Between 1931 and 1954, Hannah gave birth to 15 of Billy's calves, seven of whom were reared or lived at least one year. Between 1943 and 1956, Matilda gave birth to eight of Billy's calves, 6 of which were reared. At some point during the 1940s, the press started to refer to Billy as William Johnson Hippopotamus. The zoo developed the tradition of naming all his calves Gumdrop, using Roman numerals to distinguish them. By the birth of Gumdrop XVI, the zoo had noticed something curious: of all Billy's calves, only one was male. Research would later confirm that pygmy hippos in captivity are far more likely to give birth to females, though not by such an extreme ratio as Billy. Twenty-three years after Coolidge's death (January 5, 1933) Billy himself died on October 11, 1955, five months before the birth of Gumdrop XVIII. "He carried his work on to the end", said a zoo official.
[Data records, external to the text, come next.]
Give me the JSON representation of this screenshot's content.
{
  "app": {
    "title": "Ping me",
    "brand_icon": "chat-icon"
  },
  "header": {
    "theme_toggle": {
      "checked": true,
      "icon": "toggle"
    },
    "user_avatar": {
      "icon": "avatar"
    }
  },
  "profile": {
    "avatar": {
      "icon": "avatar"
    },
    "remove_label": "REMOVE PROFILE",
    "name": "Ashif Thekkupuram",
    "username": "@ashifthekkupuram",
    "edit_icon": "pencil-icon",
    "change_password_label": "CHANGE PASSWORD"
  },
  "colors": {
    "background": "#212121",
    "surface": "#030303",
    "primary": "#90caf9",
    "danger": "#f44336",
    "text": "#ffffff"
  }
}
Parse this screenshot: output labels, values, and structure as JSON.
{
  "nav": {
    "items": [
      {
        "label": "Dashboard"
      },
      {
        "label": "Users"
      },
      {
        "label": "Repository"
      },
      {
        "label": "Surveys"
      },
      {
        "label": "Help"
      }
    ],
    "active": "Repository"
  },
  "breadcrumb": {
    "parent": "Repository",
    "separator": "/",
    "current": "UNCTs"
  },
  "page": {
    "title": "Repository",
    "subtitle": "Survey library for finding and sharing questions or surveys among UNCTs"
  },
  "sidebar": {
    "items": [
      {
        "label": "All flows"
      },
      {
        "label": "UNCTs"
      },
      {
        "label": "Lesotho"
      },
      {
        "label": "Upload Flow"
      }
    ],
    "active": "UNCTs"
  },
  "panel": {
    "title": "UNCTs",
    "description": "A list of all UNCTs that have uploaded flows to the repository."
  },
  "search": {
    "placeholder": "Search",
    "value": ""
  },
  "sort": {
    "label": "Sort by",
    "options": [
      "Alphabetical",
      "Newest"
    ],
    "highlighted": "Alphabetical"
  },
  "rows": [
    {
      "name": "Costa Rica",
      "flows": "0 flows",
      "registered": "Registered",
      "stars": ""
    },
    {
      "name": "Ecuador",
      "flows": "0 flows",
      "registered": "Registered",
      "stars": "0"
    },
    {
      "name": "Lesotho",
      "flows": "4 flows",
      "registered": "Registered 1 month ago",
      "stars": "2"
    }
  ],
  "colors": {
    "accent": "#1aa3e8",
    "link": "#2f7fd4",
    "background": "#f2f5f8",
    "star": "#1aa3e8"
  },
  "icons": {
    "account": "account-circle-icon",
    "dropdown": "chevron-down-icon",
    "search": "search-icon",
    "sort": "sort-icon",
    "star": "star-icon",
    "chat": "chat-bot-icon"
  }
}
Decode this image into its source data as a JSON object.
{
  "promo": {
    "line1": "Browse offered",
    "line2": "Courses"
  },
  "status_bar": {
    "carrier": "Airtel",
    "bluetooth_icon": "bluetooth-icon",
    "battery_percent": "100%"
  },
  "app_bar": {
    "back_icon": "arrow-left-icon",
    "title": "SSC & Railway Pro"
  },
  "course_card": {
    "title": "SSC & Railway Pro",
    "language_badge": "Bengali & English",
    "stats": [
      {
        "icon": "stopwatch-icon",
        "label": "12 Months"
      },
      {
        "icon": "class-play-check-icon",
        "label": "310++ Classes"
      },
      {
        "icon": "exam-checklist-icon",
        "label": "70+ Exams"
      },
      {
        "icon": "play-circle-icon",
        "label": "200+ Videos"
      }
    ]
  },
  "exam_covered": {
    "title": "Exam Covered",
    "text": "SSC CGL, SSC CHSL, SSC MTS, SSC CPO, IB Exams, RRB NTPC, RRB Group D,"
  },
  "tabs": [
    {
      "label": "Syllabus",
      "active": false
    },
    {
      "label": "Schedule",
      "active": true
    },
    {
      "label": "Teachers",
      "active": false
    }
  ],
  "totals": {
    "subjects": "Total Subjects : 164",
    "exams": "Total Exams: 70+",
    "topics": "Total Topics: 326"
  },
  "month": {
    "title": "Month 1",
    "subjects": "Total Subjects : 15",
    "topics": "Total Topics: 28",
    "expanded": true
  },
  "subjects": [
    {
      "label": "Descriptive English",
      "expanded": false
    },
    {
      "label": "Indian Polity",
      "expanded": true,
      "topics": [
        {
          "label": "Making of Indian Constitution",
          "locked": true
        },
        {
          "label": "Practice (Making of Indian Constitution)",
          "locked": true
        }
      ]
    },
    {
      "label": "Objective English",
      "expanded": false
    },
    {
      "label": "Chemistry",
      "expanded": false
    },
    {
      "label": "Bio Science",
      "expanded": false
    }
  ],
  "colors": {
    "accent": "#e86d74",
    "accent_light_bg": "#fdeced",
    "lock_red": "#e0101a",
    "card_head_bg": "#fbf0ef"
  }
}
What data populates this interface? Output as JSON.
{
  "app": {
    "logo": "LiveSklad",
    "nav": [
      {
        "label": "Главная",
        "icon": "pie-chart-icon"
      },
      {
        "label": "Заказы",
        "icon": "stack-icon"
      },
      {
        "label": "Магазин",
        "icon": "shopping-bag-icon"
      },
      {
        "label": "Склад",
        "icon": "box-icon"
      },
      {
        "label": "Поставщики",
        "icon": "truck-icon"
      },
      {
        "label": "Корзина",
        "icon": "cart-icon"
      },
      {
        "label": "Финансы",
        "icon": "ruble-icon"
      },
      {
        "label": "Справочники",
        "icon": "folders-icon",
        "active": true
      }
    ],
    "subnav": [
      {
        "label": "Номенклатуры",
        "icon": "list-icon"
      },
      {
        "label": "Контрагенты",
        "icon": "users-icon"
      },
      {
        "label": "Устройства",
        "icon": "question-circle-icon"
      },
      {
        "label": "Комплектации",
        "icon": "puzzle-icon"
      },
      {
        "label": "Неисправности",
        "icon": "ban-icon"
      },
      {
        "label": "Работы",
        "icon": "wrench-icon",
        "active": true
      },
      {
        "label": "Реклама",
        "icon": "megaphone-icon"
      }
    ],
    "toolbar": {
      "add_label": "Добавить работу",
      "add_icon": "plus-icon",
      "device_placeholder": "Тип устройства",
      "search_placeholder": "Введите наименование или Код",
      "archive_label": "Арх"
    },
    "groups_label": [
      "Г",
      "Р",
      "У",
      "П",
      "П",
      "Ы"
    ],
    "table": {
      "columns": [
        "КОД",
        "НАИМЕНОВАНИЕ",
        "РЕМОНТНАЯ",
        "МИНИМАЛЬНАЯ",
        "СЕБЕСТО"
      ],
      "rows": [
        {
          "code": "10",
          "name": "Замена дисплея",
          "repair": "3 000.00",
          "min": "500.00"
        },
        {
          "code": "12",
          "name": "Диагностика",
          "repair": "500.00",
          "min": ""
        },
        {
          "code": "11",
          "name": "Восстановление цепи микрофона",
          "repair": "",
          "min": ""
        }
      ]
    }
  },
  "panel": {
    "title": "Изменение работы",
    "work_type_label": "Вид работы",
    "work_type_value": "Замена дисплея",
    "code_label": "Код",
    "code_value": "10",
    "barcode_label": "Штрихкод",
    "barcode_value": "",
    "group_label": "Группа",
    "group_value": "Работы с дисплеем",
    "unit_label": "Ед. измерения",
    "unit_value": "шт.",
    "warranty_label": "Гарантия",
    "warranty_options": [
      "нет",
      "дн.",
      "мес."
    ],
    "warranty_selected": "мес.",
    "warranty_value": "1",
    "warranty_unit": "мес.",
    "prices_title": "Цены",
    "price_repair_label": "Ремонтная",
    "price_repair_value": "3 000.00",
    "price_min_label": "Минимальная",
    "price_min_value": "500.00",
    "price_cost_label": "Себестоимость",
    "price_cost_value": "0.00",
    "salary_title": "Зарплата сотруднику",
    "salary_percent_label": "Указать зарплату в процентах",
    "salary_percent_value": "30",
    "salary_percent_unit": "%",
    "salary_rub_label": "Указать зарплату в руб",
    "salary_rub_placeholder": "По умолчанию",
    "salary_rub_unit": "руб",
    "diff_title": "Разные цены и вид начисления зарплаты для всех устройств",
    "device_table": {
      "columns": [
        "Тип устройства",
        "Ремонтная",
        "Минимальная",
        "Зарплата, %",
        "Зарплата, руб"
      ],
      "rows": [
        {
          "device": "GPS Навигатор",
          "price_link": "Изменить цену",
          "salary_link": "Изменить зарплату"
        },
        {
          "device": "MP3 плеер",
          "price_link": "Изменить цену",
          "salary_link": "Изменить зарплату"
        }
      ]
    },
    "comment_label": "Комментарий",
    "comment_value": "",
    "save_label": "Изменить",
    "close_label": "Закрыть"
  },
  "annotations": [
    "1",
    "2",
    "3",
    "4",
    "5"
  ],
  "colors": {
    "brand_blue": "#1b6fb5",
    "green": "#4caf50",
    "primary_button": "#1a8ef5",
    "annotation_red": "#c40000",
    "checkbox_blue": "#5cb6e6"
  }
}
Hannah followed Billy in death on March 6, 1958.

== A legacy continued ==
After a year or two at the National Zoo, Billy's offspring were typically sent to other locations. Among the places to which his progeny were transferred were the Cole Bros. Circus, Philadelphia Zoological Gardens, Catskill Game Farm, the Miller Bros. Circus, the Fort Worth Zoo, and international destinations such as Sydney and London. In 1960, after learning that the zoo's female pygmy hippos remained without male companionship after Billy's death, Liberian President William Tubman dispatched a search party to find a new male pygmy hippopotamus to ship to Washington. The pygmy hippopotamus, named Totota, arrived in Brooklyn, New York, on February 4, 1960, and traveled via station wagon to Washington the next day, where he would continue Billy's breeding legacy with the zoo's female pygmy hippopotamuses, two of which were Billy's daughters. The National Zoo transferred out their last pygmy hippopotamus in 2009 to make way for their new elephant exhibit.